Statically check no panic

Hi everyone, in my code I use a Mutex wrapper that do not expose lock but only safe_lock:

    pub fn safe_lock<F, Ret>(&self, thunk: F) -> Ret
    where
        F: FnOnce(&mut T) -> Ret,

This accept a closure that do something with the value in the Mutex I used it for to main resons:

  • Make deadlock less likley
  • Ensure no async execution while locked

When I saw GitHub - dtolnay/no-panic: Attribute macro to require that the compiler prove a function can't ever panic I thought that I could have applied the same trick to my safe_lock in order to completely remove the possibility of PoisonLock.

The trick consist in:

  • instantiate a null struct that impl Drop in a way that make the linker fail when builded
  • write the code that can not panic
  • mem forget the struct instantiated at step 1

If the compiler can prove that no panic are in the code that can no panic will never call drop on the null struct and we do not have link errors. If it can not the build fail and you know that you can have panic so you modify the code.
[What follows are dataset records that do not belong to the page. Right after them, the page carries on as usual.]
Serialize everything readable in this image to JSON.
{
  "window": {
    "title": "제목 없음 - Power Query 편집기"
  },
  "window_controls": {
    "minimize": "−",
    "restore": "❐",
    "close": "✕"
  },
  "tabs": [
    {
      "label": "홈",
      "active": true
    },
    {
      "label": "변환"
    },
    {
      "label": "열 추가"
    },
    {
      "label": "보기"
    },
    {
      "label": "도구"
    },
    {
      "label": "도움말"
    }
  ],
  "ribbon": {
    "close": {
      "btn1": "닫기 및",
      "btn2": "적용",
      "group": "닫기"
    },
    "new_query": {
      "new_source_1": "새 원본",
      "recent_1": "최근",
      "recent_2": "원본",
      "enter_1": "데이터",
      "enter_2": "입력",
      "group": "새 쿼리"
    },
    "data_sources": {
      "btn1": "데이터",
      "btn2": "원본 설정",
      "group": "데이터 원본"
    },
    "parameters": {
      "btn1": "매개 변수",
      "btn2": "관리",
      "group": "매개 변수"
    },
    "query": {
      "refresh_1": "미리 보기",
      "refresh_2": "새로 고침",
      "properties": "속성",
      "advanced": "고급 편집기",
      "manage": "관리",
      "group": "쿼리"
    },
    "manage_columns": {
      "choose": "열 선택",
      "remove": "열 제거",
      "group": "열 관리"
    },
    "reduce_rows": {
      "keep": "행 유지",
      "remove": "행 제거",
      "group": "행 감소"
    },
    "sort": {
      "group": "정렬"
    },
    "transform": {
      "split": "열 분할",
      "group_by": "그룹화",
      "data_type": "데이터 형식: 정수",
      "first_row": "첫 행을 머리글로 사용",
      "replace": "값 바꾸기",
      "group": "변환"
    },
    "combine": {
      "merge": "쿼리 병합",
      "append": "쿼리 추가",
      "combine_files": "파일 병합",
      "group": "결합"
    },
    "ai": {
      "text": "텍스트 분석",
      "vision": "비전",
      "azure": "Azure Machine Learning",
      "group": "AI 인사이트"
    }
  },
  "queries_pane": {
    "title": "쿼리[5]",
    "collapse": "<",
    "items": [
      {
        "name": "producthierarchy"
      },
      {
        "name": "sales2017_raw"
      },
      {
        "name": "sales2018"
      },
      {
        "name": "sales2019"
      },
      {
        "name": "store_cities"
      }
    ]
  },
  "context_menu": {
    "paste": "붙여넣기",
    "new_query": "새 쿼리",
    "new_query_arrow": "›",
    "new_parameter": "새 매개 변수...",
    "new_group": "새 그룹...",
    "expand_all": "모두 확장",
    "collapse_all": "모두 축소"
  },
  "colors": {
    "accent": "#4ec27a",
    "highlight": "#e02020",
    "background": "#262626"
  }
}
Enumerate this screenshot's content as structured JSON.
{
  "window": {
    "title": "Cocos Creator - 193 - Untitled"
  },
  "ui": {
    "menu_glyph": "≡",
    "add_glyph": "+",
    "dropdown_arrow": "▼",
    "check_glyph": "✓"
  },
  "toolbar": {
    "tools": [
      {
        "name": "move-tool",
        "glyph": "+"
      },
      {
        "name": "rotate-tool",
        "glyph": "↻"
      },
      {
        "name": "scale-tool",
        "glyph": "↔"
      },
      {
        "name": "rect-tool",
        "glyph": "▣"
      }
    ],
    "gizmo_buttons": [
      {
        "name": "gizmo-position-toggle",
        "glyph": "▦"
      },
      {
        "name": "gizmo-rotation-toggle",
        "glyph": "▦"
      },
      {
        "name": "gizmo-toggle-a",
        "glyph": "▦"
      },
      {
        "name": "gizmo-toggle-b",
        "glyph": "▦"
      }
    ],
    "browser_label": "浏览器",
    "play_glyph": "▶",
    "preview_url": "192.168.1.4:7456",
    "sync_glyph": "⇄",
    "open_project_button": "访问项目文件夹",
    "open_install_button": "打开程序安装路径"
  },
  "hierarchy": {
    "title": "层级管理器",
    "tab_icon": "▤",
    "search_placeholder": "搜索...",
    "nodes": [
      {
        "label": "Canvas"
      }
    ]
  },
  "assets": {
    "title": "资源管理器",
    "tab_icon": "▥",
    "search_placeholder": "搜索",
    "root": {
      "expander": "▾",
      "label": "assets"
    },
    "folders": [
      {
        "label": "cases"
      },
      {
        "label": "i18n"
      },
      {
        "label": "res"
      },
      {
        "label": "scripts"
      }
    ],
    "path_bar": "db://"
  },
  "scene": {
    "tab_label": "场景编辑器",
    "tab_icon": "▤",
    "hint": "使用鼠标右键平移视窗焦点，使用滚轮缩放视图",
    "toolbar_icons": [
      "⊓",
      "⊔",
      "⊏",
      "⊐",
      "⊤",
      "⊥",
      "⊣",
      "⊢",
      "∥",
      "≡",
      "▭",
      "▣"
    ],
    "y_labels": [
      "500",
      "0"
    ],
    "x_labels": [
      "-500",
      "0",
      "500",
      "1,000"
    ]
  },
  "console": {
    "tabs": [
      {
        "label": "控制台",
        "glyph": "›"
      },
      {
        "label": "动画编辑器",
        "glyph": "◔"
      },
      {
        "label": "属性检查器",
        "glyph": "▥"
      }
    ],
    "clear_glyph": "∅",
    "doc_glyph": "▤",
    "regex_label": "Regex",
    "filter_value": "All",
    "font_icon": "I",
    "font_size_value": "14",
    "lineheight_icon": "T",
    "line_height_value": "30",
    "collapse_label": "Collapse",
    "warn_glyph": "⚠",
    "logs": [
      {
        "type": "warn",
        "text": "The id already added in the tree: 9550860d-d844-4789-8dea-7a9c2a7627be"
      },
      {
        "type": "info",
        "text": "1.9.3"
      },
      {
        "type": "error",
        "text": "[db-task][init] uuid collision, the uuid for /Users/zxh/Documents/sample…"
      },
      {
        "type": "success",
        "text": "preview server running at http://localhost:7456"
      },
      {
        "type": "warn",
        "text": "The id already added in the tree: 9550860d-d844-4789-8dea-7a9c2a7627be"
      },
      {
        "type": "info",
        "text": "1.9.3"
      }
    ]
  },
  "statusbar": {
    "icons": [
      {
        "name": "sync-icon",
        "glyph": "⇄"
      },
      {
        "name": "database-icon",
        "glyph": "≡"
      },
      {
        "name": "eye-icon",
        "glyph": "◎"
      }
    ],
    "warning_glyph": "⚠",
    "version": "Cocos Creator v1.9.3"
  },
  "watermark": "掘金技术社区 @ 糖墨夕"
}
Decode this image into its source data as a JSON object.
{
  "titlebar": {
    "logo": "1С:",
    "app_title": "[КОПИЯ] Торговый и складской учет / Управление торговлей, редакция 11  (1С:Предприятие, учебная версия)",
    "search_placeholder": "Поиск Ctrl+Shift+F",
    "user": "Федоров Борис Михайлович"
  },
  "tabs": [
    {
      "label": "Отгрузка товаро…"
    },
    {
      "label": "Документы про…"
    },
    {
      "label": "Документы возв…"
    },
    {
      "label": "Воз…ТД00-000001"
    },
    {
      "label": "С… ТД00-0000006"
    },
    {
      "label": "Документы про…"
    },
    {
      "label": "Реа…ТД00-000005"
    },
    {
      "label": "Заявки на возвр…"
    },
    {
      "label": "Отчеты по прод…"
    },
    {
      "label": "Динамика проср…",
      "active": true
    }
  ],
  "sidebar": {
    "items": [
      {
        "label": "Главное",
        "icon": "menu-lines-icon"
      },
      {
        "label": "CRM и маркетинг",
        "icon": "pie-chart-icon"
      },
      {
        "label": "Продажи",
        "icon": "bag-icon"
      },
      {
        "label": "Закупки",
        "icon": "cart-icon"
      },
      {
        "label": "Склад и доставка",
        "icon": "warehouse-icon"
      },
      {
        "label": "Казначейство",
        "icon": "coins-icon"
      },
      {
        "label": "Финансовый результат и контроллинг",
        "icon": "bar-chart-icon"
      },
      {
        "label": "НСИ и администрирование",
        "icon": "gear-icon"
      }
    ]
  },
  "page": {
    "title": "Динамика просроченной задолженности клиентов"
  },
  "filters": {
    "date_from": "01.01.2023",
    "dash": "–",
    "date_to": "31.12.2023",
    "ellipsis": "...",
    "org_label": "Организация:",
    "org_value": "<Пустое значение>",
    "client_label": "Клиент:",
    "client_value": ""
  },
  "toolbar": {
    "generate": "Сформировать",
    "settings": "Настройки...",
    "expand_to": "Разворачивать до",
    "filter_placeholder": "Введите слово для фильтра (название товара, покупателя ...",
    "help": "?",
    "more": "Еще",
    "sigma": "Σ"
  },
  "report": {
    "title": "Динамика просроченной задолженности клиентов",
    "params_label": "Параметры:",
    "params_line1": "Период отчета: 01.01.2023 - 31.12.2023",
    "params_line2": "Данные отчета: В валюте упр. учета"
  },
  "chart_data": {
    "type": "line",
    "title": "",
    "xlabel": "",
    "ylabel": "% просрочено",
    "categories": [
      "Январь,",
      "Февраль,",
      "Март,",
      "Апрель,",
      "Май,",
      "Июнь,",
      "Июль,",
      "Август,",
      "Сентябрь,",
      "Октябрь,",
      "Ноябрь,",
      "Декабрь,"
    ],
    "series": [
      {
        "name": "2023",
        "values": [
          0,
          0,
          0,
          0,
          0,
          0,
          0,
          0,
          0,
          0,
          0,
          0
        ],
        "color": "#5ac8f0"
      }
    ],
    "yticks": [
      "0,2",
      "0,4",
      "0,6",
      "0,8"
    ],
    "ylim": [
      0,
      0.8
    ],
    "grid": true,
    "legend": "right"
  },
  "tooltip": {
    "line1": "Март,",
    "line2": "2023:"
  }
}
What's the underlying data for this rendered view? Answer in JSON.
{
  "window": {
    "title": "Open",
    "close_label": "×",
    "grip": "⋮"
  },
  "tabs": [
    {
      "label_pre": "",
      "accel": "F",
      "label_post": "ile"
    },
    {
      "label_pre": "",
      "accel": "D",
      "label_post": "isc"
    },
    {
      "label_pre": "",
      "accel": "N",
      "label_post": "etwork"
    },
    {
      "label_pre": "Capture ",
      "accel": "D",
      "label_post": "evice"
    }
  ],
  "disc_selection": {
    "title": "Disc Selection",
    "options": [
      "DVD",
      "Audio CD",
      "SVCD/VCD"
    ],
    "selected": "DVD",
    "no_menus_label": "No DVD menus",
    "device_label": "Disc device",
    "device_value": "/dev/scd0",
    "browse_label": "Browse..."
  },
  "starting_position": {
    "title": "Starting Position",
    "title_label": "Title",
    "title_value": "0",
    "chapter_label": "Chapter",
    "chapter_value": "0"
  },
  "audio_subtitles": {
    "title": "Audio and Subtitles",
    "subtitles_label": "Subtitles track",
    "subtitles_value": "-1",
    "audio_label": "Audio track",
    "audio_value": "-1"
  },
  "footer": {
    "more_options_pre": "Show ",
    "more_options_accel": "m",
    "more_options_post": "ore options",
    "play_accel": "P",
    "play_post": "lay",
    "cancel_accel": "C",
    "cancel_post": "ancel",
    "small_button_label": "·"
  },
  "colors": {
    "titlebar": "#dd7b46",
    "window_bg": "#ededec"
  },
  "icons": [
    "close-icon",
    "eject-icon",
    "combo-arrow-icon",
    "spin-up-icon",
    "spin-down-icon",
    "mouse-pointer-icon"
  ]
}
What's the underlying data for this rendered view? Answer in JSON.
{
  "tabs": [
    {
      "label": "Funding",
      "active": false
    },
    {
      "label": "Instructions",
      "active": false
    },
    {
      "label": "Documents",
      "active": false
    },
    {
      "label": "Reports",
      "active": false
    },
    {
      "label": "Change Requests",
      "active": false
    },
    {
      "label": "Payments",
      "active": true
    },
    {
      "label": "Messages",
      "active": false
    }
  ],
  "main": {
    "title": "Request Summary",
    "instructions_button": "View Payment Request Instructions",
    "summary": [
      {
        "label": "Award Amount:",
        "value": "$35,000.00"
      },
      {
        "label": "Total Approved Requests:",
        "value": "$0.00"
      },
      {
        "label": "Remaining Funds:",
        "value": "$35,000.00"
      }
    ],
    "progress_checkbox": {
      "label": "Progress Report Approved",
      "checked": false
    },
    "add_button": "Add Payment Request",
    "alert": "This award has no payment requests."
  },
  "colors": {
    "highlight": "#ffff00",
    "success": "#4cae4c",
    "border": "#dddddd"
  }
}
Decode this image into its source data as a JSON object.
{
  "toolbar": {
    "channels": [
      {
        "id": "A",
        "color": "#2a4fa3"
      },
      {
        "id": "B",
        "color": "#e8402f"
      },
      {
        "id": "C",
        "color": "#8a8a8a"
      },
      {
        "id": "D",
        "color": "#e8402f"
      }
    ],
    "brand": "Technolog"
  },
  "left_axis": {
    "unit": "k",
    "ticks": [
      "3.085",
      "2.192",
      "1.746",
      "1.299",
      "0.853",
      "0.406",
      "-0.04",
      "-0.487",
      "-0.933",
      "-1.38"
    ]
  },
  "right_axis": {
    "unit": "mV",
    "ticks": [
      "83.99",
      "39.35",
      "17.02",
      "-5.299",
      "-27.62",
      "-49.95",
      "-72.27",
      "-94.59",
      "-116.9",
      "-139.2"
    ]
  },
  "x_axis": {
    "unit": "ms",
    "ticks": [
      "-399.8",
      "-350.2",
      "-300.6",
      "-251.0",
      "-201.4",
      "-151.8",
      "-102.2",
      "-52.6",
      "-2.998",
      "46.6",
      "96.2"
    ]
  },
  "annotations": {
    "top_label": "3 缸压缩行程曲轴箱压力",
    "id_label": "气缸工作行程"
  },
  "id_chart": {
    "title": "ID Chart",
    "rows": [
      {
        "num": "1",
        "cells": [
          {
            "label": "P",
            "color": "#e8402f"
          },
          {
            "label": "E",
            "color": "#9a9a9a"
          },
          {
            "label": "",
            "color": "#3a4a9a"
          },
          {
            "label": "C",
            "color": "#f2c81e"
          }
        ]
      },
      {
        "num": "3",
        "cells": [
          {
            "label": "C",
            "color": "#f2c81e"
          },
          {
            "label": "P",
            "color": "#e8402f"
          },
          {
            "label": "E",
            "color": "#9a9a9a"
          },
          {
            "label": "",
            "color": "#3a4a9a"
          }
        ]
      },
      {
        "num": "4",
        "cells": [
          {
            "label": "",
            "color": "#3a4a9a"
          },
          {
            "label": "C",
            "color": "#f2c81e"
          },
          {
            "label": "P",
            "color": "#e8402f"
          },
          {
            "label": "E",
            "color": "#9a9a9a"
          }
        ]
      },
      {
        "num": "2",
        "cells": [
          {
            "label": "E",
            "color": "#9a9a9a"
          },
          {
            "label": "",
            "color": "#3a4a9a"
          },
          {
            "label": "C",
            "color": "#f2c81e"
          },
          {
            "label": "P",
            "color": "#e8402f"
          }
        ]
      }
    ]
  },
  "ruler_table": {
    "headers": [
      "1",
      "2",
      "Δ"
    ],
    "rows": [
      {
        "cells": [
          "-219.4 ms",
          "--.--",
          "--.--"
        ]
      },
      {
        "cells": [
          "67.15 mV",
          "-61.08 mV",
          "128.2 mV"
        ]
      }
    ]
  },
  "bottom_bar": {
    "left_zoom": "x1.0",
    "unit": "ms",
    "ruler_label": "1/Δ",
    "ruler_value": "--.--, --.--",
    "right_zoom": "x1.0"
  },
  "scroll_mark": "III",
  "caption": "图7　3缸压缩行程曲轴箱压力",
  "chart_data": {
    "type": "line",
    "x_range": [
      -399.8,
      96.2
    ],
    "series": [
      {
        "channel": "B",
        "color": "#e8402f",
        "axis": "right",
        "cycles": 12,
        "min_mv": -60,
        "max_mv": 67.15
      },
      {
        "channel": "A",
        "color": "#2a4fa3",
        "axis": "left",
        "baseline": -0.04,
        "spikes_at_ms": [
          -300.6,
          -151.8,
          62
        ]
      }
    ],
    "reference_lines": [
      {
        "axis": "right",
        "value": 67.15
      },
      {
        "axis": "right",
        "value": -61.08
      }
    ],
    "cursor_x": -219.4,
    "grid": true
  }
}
My issue is that I get errors when the compiler should be able to remove all the panic. Passin a Vec that contain the below struct to a function when we are inside the safe_lock make the compiler panic:

struct PanicableStruct<'a> {
    _a: Vec<Inner<'a>>, // Comment this line in order to be able to build the crate
    _b: Vec<Inner<'a>>,
}

But if I comment out the _a field everyting works. :exploding_head:
Also I get the above issue on rustc 1.66.0 but not on rustc 1.77.0

ATTENTION
You have to build the code for release and with lto otherwise it will always fail

[profile.release]
opt-level = 3
lto = true
debug = true

GODBOLT
From the below link you can see that commenting out the field or changing the version make the build successful.

GITHUB
Here the same code on github with also the Cargo.toml if someone want to clone it.

CODE
Below the code just for reference.

use std::sync::{Arc, Mutex as Mutex_, MutexGuard};

pub enum Inner<'a> {
    Ref(&'a u8),
    Owned(Vec<u8>),
}

struct PanicableStruct<'a> {
    _a: Vec<Inner<'a>>, // Comment this line in order to be able to build the crate
    _b: Vec<Inner<'a>>,
}

#[inline(never)]
fn new_fs(_uno: Vec<PanicableStruct<'static>>) {}

#[inline(never)]
fn apply(x: Arc<Mutex<()>>) {
    x.safe_lock(|_s| {
        let uno: Vec<PanicableStruct<'static>> = vec_new();
        new_fs(uno);
    });
}

fn main() {
    let x = Arc::new(Mutex::new(()));
    apply(x);
}

/// This allow to initialize a vector inside a safe_lock. It just abort the process if the vector
/// initialization fail, for that can no panic.
pub fn vec_new<T>() -> Vec<T> {
    match std::panic::catch_unwind(|| Vec::new()).map_err(|_| std::process::abort()) {
        Ok(r) => r,
        Err(_) => std::process::abort(),
    }
}

/// Safer Mutex wrapper
pub struct Mutex<T: ?Sized>(Mutex_<T>);

impl<T> Mutex<T> {
    /// `safe_lock` takes a closure that takes a mutable reference to the inner value, and returns the
    ///  value of the closure.
    /// This is used to:
    ///     * ensure no async executions while locked.
    ///     * make dead lock less likley
    ///     * prevent `PoisonLock`
    ///
    /// To prevent `PoisonLock` errors, the closure can not panic (statically checked).
    ///
    /// Arguments:
    ///
    /// * `thunk`: A closure that takes a mutable reference to the value inside the Mutex and returns a
    /// value of type Ret.
    ///
    /// This function in splitted in 3 part safe_lock lock and execute just to better analyze the
    /// builded assembly code
    #[inline(never)]
    pub fn safe_lock<F, Ret>(&self, thunk: F) -> Ret
    where
        F: FnOnce(&mut T) -> Ret,
    {
        {
            let mut lock = self.lock();
            let mut __guard = __NoPanic;
            let return_value = self.execute(thunk, &mut lock);
            drop(lock);
            core::mem::forget(__guard);
            return_value
        }
    }

    #[inline(never)]
    pub fn lock(&self) -> MutexGuard<T> {
        match self.0.lock() {
            Ok(r) => r,
            Err(_) => std::process::abort(),
        }
    }

    #[inline(never)]
    pub fn execute<F, Ret>(&self, thunk: F, lock: &mut MutexGuard<T>) -> Ret
    where
        F: FnOnce(&mut T) -> Ret,
    {
        thunk(&mut *lock)
    }

    pub fn new(v: T) -> Self {
        Mutex(Mutex_::new(v))
    }
}

// based on https://github.com/dtolnay/no-panic
pub struct __NoPanic;
extern "C" {
    #[link_name = "safe_lock called on a function that may panic"]
    fn trigger() -> !;
}

impl core::ops::Drop for __NoPanic {
    #[inline(always)]
    fn drop(&mut self) {
        unsafe {
            trigger();
        }
    }
}
1 Like

Why are you trying to avoid panics / PoisonError?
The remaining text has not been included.